Mas como o nível de exigência durante a faculdade é intensa, exigindo dedicação quase exclusiva ao esporte, muitos desses atletas acabam tendo uma formação acadêmica deficiente e, como consequência, dificuldades de encontrar seu espaço no mercado de trabalho.

“Esse é um daqueles segredos a céu aberto: a maioria das universidades não quer seus jogadores fazendo cursos complexos como Engenharia ou Psicologia, então os direcionam para graduações com baixa exigência acadêmica. Isso faz com que os jogadores que não se profissionalizam entrem no mercado de trabalho totalmente despreparados”, critica Huma. 

 No início dos anos 2000, sob a alegação que os jogadores não estudavam, a NCAA impôs um coeficiente para medir o progresso acadêmico: o Academic Progress Rate (APR). Neste coeficiente, é feita uma média entre zero e 1.000, usando fatores como taxa de graduação anual e notas médias de atletas nos últimos quatro anos, como forma da instituição acompanhar e punir as universidades com baixo desempenho acadêmico. Segundo Huma, foi neste momento que as universidades começaram a encaminhar os jogadores para cursos de baixa exigência acadêmica como forma de burlar a fiscalização. 

“A NCAA e as universidades lavam as mãos para o fato que estão jogando no país um exército de ex-jogadores sem preparação nenhuma para a ‘vida real’ fora do esporte”, diz. “As universidades usam os jogadores e depois os esquecem, ficam jogados à própria sorte com diplomas que não valem nada. É desumano”, desabafa 

Impasse 

Não há uma solução fácil para este problema. Por serem considerados estudantes, os jogadores não podem se unir em associações ou sindicatos para pleitearem seus direitos, então uma tendência atual são ex-jogadores entrarem com ações coletivas contra a NCAA e as universidades para tentar, retroativamente, conseguirem o dinheiro que lhes é devido e tornar a legislação favorável aos jogadores atuais. 

Mesmo assim os resultados vêm sendo irregulares. No processo mais recente sobre o caso, a justiça norte-americana decidiu que a NCAA e as universidades cometem ilegalidades ao não pagarem direitos de imagem e as condenou quitarem o que era devido aos ex-jogadores, mas não estabeleceu nenhum procedimento para que isto não volte a acontecer com os jogadores atuais. 

Outro lado 

O argumento da NCAA e das universidades de que se pagassem os jogadores teriam que retirar parte dos investimentos no esporte também é verdadeiro.
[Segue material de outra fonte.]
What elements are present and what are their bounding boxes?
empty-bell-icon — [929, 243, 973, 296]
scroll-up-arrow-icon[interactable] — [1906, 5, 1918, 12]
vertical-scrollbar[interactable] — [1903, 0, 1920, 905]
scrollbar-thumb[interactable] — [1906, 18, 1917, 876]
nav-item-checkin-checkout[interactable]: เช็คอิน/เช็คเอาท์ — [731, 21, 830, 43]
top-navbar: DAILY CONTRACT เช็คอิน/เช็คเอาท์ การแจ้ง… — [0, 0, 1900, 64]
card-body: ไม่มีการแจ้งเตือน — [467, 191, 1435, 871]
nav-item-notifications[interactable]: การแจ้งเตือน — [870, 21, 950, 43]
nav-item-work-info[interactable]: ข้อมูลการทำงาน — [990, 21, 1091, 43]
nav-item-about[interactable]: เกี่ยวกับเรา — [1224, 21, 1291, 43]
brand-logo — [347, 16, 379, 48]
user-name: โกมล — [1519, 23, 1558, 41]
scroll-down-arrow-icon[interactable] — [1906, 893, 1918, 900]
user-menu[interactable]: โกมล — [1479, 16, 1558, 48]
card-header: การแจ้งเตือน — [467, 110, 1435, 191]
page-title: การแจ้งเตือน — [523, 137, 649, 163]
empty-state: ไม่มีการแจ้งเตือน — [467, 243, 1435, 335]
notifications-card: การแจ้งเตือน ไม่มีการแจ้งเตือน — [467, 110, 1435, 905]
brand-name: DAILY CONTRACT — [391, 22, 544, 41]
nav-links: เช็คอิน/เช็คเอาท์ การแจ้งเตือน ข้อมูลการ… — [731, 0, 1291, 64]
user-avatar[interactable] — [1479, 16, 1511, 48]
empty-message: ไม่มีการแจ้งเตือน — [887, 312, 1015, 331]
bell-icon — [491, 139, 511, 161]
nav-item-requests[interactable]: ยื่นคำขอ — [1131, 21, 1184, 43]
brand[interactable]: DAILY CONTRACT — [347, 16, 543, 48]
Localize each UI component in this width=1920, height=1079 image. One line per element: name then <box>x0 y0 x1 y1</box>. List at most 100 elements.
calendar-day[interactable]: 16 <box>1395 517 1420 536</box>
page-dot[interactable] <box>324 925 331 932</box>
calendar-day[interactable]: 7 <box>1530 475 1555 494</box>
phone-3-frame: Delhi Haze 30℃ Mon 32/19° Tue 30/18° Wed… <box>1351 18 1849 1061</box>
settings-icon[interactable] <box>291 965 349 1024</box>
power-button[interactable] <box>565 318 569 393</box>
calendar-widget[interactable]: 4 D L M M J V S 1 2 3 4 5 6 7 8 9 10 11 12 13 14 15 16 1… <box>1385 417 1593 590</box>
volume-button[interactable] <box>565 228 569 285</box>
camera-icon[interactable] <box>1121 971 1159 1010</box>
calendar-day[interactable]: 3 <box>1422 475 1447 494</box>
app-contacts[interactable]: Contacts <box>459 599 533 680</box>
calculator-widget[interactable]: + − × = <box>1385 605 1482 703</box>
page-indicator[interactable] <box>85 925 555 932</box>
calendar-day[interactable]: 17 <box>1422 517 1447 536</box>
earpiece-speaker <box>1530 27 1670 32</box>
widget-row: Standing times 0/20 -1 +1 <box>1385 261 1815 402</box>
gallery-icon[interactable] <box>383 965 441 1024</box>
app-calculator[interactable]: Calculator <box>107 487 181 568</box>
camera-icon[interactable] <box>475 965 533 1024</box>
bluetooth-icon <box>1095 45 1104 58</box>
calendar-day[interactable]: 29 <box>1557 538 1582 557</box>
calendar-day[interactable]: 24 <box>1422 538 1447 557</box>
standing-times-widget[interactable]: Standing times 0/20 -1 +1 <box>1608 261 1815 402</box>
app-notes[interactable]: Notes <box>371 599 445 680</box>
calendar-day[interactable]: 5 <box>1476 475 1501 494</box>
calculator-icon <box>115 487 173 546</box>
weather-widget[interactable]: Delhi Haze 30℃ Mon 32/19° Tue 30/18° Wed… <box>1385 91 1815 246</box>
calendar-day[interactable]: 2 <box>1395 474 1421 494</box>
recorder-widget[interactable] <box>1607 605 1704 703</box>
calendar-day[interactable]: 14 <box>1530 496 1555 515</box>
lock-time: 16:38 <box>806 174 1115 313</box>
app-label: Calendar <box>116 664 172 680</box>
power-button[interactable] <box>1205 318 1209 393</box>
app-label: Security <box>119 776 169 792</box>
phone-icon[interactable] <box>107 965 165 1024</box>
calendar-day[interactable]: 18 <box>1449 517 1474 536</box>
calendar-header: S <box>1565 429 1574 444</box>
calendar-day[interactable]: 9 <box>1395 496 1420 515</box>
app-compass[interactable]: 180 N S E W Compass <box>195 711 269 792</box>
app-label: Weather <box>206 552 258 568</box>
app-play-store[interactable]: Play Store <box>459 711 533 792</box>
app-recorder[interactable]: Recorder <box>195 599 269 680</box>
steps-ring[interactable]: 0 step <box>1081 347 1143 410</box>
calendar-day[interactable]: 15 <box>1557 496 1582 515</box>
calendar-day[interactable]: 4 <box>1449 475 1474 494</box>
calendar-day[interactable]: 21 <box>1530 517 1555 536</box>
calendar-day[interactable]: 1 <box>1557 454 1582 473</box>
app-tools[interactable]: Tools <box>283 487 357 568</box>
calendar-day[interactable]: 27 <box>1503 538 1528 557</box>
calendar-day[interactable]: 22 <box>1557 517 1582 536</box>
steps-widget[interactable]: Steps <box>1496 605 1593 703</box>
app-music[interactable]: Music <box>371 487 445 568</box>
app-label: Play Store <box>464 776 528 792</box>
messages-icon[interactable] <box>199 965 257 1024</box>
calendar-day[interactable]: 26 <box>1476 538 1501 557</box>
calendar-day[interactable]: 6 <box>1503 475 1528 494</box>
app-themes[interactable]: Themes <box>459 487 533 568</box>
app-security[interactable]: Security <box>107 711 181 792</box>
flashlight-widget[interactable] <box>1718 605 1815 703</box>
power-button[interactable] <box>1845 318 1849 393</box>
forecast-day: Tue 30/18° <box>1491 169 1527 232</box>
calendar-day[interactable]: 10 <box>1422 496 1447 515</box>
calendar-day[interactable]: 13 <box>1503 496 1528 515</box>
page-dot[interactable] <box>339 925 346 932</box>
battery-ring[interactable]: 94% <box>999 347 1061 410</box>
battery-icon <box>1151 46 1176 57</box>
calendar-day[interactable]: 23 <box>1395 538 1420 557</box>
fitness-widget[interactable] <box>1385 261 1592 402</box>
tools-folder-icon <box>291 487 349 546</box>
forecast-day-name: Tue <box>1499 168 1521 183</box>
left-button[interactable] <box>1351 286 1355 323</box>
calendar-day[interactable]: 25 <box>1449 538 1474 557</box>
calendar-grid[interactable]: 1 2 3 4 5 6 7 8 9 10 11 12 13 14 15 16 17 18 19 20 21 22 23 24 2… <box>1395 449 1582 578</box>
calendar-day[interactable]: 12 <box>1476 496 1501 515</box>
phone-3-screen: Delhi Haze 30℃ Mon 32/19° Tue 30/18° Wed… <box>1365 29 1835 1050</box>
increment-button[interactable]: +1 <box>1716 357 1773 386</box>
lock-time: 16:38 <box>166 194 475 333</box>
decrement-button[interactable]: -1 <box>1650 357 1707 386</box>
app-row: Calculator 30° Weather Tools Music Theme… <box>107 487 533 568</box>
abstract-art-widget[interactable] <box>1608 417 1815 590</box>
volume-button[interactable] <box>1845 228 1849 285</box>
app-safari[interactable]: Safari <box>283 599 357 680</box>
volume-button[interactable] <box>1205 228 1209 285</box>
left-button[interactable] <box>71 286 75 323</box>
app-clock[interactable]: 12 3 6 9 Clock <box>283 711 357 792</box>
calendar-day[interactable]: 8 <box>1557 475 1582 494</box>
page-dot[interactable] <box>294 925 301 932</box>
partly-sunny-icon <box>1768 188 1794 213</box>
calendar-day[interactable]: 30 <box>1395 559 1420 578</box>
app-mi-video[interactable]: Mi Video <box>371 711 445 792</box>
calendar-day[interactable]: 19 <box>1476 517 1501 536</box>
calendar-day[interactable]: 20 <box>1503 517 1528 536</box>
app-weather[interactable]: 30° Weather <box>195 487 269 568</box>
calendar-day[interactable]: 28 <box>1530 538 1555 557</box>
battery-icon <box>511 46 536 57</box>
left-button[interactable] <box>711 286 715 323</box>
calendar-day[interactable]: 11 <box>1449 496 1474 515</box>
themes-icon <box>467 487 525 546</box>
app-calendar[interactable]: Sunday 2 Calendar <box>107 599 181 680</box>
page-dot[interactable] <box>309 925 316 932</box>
Em 2015, a Duke University teve receita de US$ 80 milhões, mas acabou com lucro de apenas US$ 146 mil. 

Levantamentos feitos por empresas de auditoria mostram que caso as universidades começassem a remunerar os estudantes, teriam que cortar investimentos em centros de treinamento e no pagamento de comissões técnicas, o que levaria a um efeito cascata na diminuição da qualidade do esporte, audiência e receita vinda dos contratos televisivos. 

Já um estudo feito pelo American Institutes for Research, mostra que não há um consenso em como seria feita a remuneração ou como seria definido o que cada jogador deveria receber por direitos de imagem. 

Mas enquanto não se chega a um meio termo, Ramogi Huma promete continuar a brigar pelos direitos dos jogadores universitários. “Se eu e a CAPA não fizermos isso, quem fará? A opinião pública já está conosco, só precisamos mudar a mentalidade das próprias universidades quanto a isso. E acredito que estamos perto de alcançar este objetivo”.